Recent research into effects of a carbon tax on the mining industry commissioned by The Australian Coal Association (ACA) has come under fire from Citi Group analysts who dispute the findings.


The disputed research, conducted by consultancy group ACIL Tasman, found that up to 4000 jobs would be lost as a result of the implementation of a carbon tax over four years as well as possibly causing mine closures.


"Conservative estimates of employment losses from applying emissions pricing to potential new coalmining developments would be elimination of 25-37 per cent of potential new jobs," the ACIL report found.


However, Citi has responded with research findings that show that high yield mines are likely to be unaffected by a carbon tax, and that job losses would be minimal.


"Our analysis suggests that a carbon price is unlikely to force significant mine closures," Citi analysts Elaine Prior and Felipe Faria told The Australian.


"Hypothetically, a carbon price might slightly bring forward closure of a highly 'gassy' and/or low-margin mine, but we would need to see mine-specific data and run the numbers to be convinced."


The report finds that a tax of $50 per tonne of carbon would be unlikely to cause any severe employment or operational costs on the industry.

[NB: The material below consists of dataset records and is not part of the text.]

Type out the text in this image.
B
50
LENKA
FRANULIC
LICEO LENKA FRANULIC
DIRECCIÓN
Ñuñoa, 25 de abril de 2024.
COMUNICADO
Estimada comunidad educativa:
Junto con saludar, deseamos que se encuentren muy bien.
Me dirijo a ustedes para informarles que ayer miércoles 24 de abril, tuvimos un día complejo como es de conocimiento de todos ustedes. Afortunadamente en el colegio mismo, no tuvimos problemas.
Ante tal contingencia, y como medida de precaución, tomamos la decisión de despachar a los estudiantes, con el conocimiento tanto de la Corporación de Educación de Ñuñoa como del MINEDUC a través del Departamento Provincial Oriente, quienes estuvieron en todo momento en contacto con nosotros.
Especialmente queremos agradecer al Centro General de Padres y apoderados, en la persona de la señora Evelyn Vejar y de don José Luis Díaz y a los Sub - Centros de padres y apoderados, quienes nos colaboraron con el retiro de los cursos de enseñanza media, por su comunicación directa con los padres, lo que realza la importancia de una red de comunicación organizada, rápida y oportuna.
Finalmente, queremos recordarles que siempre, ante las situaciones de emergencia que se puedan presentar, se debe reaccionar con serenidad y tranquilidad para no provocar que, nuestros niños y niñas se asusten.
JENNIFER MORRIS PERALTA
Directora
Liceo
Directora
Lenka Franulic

The report comes after The Australia Institute published its How many jobs is 23,510, really? report that concluded that the estimated 23,510 jobs lost over a period of 10 years is  “in a statistical sense close to invisible with respect to employment and unemployment stocks, and trivial with respect to aggregate flows in the labour market.”


The dispute has culminated with the ACA has launching a large-scale advertising campaign against the proposed carbon tax.